A Bayesian inference method to estimate transmission trees with multiple introductions; applied to SARS-CoV-2 in Dutch mink farms

Abstract

Knowledge of who infected whom during an outbreak of an infectious disease is important to determine risk factors for transmission and to design effective control measures. Both whole-genome sequencing of pathogens and epidemiological data provide useful information about the transmission events and underlying processes. Existing models to infer transmission trees usually assume that the pathogen is introduced only once from outside into the population of interest. However, this is not always true. For instance, SARS-CoV-2 is suggested to be introduced multiple times in mink farms in the Netherlands from the SARS-CoV-2 pandemic among humans. Here, we developed a Bayesian inference method combining whole-genome sequencing data and epidemiological data, allowing for multiple introductions of the pathogen in the population. Our method does not a priori split the outbreak into multiple phylogenetic clusters, nor does it break the dependency between the processes of mutation, within-host dynamics, transmission, and observation.
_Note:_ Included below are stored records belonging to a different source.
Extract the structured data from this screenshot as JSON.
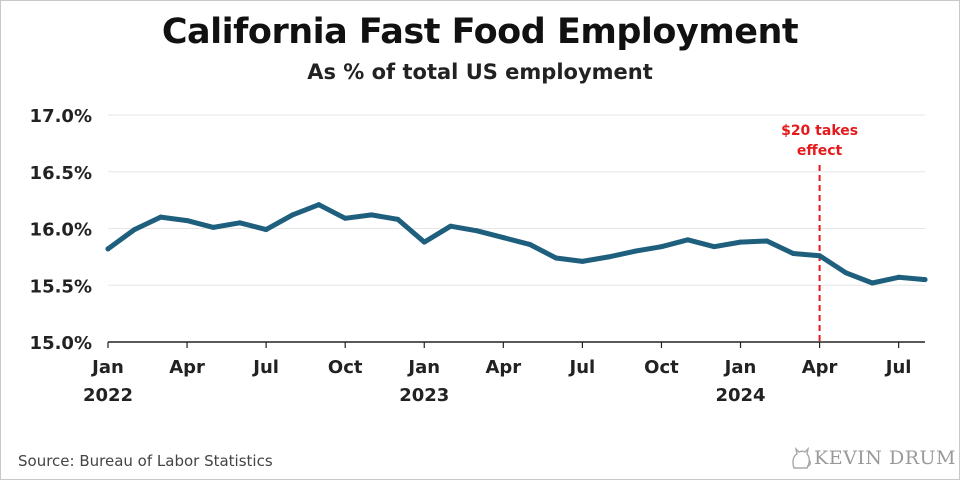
{
  "chart_data": {
    "type": "line",
    "title": "California Fast Food Employment",
    "subtitle": "As % of total US employment",
    "ylim": [
      15.0,
      17.0
    ],
    "y_ticks": [
      "15.0%",
      "15.5%",
      "16.0%",
      "16.5%",
      "17.0%"
    ],
    "y_tick_values": [
      15.0,
      15.5,
      16.0,
      16.5,
      17.0
    ],
    "x_ticks": [
      {
        "label": "Jan",
        "year": "2022",
        "index": 0
      },
      {
        "label": "Apr",
        "year": "",
        "index": 3
      },
      {
        "label": "Jul",
        "year": "",
        "index": 6
      },
      {
        "label": "Oct",
        "year": "",
        "index": 9
      },
      {
        "label": "Jan",
        "year": "2023",
        "index": 12
      },
      {
        "label": "Apr",
        "year": "",
        "index": 15
      },
      {
        "label": "Jul",
        "year": "",
        "index": 18
      },
      {
        "label": "Oct",
        "year": "",
        "index": 21
      },
      {
        "label": "Jan",
        "year": "2024",
        "index": 24
      },
      {
        "label": "Apr",
        "year": "",
        "index": 27
      },
      {
        "label": "Jul",
        "year": "",
        "index": 30
      }
    ],
    "x": [
      "2022-01",
      "2022-02",
      "2022-03",
      "2022-04",
      "2022-05",
      "2022-06",
      "2022-07",
      "2022-08",
      "2022-09",
      "2022-10",
      "2022-11",
      "2022-12",
      "2023-01",
      "2023-02",
      "2023-03",
      "2023-04",
      "2023-05",
      "2023-06",
      "2023-07",
      "2023-08",
      "2023-09",
      "2023-10",
      "2023-11",
      "2023-12",
      "2024-01",
      "2024-02",
      "2024-03",
      "2024-04",
      "2024-05",
      "2024-06",
      "2024-07",
      "2024-08"
    ],
    "series": [
      {
        "values": [
          15.82,
          15.99,
          16.1,
          16.07,
          16.01,
          16.05,
          15.99,
          16.12,
          16.21,
          16.09,
          16.12,
          16.08,
          15.88,
          16.02,
          15.98,
          15.92,
          15.86,
          15.74,
          15.71,
          15.75,
          15.8,
          15.84,
          15.9,
          15.84,
          15.88,
          15.89,
          15.78,
          15.76,
          15.61,
          15.52,
          15.57,
          15.55
        ],
        "color": "#1f5f7e"
      }
    ],
    "annotation": {
      "text_line1": "$20 takes",
      "text_line2": "effect",
      "x": "2024-04",
      "color": "#e41a1c"
    },
    "grid": true
  },
  "source": "Source: Bureau of Labor Statistics",
  "brand": "KEVIN DRUM"
}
We implemented our method as an additional feature in the R-package phybreak. On simulated data, our method identifies the number of introductions with high accuracy. Moreover, when a single introduction was simulated, our method produces similar estimates of parameters and transmission trees as the existing package. When applied to data from a SARS-CoV-2 outbreak in Dutch mink farms, the method provides strong evidence for 13 introductions, which is 20 percent of all infected farms. Using the new feature of the phybreak package, transmission routes of a more complex class of infectious disease outbreaks can be inferred which will aid infection control in future outbreaks.